If the community is expecting that the Australian Competition and Consumer Commission (ACCC) will ride in to save Australians from being “price gouged” on petrol, here is a bulletin – it can’t.
There is nothing in consumer law that places any restrictions on what petrol retailers can charge, so despite the bluster and rhetoric about bringing them to task over the massive rise in the costs of fuel, this issue is mostly outside the ACCC’s jurisdiction.
The numbers don’t lie. Sure, the international crude oil price has skyrocketed since Donald Trump’s war on Iran began two and a half weeks ago, but the increase at the bowser has been proportionately larger than the oil price.
Some of this disparity can be explained away by costs associated with the supply chain that lead to higher wholesale prices. But not all, so the evidence suggests that plenty of retailers are “profiteering” or increasing their margins. But that’s because they can legally do so.
Consumer behaviour is also enabling the petrol retailers’ behaviour. Panic buying, particularly in regional areas, is putting some strain on availability – which in turn encourages petrol retailers to lift prices. (A cursory online look at jerrycan availability at Supercheap Auto showed the four stores closest to me were sold out.) Consumers appear to be ignoring pleas from the Energy Minister Chris Bowen, who said it was un-Australian for people to buy more fuel than they needed.

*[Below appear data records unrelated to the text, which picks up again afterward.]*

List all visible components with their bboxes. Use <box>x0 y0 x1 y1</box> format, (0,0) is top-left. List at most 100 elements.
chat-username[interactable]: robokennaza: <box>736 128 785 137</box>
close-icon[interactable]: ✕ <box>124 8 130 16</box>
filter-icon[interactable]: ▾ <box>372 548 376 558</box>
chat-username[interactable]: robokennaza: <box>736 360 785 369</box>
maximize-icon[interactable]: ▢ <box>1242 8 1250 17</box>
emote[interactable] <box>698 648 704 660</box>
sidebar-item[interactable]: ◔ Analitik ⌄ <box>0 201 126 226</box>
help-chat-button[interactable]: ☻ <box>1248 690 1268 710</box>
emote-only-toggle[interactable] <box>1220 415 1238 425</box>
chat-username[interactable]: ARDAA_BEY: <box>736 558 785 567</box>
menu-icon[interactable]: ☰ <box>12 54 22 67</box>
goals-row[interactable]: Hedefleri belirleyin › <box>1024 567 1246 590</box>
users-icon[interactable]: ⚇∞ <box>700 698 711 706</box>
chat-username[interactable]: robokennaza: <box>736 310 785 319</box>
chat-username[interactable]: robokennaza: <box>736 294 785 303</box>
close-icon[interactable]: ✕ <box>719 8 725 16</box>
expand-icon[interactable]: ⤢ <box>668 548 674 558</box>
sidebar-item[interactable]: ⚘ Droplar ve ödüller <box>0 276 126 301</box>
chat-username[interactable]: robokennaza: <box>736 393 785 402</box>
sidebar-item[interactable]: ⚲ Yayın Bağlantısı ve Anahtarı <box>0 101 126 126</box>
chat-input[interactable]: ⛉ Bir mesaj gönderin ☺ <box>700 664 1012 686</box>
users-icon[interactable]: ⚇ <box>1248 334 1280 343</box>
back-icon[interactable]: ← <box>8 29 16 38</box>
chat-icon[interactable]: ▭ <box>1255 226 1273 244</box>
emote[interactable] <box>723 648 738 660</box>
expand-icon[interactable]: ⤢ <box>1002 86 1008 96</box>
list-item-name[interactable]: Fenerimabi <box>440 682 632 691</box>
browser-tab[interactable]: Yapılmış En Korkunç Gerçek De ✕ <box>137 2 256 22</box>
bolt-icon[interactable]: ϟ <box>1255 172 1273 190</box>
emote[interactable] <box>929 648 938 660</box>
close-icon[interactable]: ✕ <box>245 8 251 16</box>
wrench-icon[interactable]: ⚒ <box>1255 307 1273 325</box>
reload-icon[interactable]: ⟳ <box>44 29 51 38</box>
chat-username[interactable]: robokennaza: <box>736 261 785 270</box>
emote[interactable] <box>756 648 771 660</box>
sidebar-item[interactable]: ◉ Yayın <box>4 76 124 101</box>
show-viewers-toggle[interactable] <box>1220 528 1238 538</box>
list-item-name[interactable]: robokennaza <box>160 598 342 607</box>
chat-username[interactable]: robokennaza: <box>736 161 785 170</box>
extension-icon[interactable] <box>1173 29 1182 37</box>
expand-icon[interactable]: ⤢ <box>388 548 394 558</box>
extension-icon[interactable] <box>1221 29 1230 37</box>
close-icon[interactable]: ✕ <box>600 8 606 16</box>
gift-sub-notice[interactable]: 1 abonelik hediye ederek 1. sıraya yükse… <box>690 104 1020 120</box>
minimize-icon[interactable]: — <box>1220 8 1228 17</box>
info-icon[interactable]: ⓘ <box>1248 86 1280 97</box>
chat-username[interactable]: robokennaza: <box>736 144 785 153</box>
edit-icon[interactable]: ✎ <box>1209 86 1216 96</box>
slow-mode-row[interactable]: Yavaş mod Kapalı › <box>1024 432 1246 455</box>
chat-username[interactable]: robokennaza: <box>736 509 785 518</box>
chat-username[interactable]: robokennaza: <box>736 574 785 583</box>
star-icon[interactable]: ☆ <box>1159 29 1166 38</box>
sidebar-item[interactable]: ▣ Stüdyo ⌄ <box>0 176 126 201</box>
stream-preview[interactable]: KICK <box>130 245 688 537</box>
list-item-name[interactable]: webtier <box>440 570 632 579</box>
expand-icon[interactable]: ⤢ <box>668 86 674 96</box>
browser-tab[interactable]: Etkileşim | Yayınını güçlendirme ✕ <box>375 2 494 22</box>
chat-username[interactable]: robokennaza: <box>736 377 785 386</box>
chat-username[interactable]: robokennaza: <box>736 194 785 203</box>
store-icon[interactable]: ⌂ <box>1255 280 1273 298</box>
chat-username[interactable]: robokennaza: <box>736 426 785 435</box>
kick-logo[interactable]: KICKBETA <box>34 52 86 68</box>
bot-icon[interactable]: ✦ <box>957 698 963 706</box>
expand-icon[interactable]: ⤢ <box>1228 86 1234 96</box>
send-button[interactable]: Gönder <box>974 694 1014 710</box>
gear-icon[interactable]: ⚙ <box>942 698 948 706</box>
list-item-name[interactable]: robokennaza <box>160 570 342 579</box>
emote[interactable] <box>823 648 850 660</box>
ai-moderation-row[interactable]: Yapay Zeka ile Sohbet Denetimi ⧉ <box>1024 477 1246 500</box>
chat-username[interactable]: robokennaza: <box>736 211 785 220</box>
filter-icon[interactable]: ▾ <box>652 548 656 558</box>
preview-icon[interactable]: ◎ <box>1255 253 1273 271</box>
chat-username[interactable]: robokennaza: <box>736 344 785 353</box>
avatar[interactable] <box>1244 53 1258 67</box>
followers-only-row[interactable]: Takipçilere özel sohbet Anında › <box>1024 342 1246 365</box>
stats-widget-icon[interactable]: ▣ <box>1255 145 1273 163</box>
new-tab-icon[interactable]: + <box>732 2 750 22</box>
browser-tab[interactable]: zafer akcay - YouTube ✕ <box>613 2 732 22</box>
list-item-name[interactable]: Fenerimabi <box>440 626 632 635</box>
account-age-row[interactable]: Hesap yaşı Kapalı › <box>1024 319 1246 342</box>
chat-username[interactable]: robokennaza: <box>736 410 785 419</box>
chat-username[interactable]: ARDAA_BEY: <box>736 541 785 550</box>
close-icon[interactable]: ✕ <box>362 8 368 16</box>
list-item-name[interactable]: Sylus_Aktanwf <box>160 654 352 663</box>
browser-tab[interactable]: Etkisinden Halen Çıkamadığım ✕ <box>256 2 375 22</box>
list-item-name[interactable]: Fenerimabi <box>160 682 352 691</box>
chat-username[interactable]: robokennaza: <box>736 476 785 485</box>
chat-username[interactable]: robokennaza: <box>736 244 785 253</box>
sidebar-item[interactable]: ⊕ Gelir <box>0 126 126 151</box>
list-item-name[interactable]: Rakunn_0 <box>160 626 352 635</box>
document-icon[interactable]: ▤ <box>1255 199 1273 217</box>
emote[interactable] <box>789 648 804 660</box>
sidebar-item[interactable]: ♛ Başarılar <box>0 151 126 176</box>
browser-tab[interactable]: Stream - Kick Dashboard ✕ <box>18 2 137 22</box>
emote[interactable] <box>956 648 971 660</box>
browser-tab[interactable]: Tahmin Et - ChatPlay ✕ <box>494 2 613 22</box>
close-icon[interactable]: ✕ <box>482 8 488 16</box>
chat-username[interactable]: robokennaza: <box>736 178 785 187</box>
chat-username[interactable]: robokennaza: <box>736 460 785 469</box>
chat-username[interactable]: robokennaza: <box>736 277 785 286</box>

So what consumers brand with the emotive term of “gouging” or “profiteering” is what economists describe as the operation of supply and demand.
Despite headlines heralding the ACCC’s urgent meeting on Tuesday with industry representatives, including big retailers, for a dressing down, the law doesn’t provide much scope for the regulator to introduce a big stick.
There are a couple of exceptions: The ACCC can act if it finds any evidence that any operators are colluding on price – which is against the law.
The second area is petrol retailers misleading consumers, which would include advertised or billboard prices being lower than prices actually charged or even target retailers that mislead customers on why they have increased prices.
The other stick in the ACCC’s arsenal would be a name and shame exercise – which it has used effectively in the past. Additionally, the consumer watchdog provides a service to consumers by publishing petrol prices – as do numerous non-official websites.
And while this ACCC gathering with the industry has been characterised as an emergency meeting, it is actually one of the twice-yearly regular meetings with industry participants which has been brought forward.
I am not suggesting that the ACCC isn’t trying its best to understand the retail industry’s profit margins, just that it can’t dictate prices. There are no legislated caps on petrol prices.
Instead, the ACCC is attempting to use suasion to keep the behaviour of retailers under the public eye.
It will take the more practical step of allowing competitors to collude in order to overcome the uneven supply to particular markets like regional areas.
The reality is that petrol retailers are like any other business that will try to maximise their profits and use every opportunity to do so.
It is noteworthy that the average city petrol price at the bowser did not fall after the government released additional reserves a few days ago.
Meanwhile, it isn’t just the cost of petrol playing into consumer cost-of-living strains.
Every 10¢ per litre increase in petrol prices adds a $1.6 billion annual cost to consumers, according to Citi’s number crunching.
This is almost as much as the $1.8 billion cost of a 25 basis-point increase in the interest rate – which borrowers are set to endure following the Reserve Bank’s decision on Tuesday.
Therefore, given current national average fuel pricing (which has gone up around 60¢ per litre), Citi estimates, “An annualised incremental cost to consumers of ~$6-7 billion relative to average fuel pricing for the six months prior to the conflict.”
This, Citi says, would be a far more meaningful detractor to household spending capacity than the rate hikes, of which there may be one more this year.
Then again, if the Middle Eastern war is concluded in the next month, the petrol pain will be over. But it will take much longer for interest rates to come down.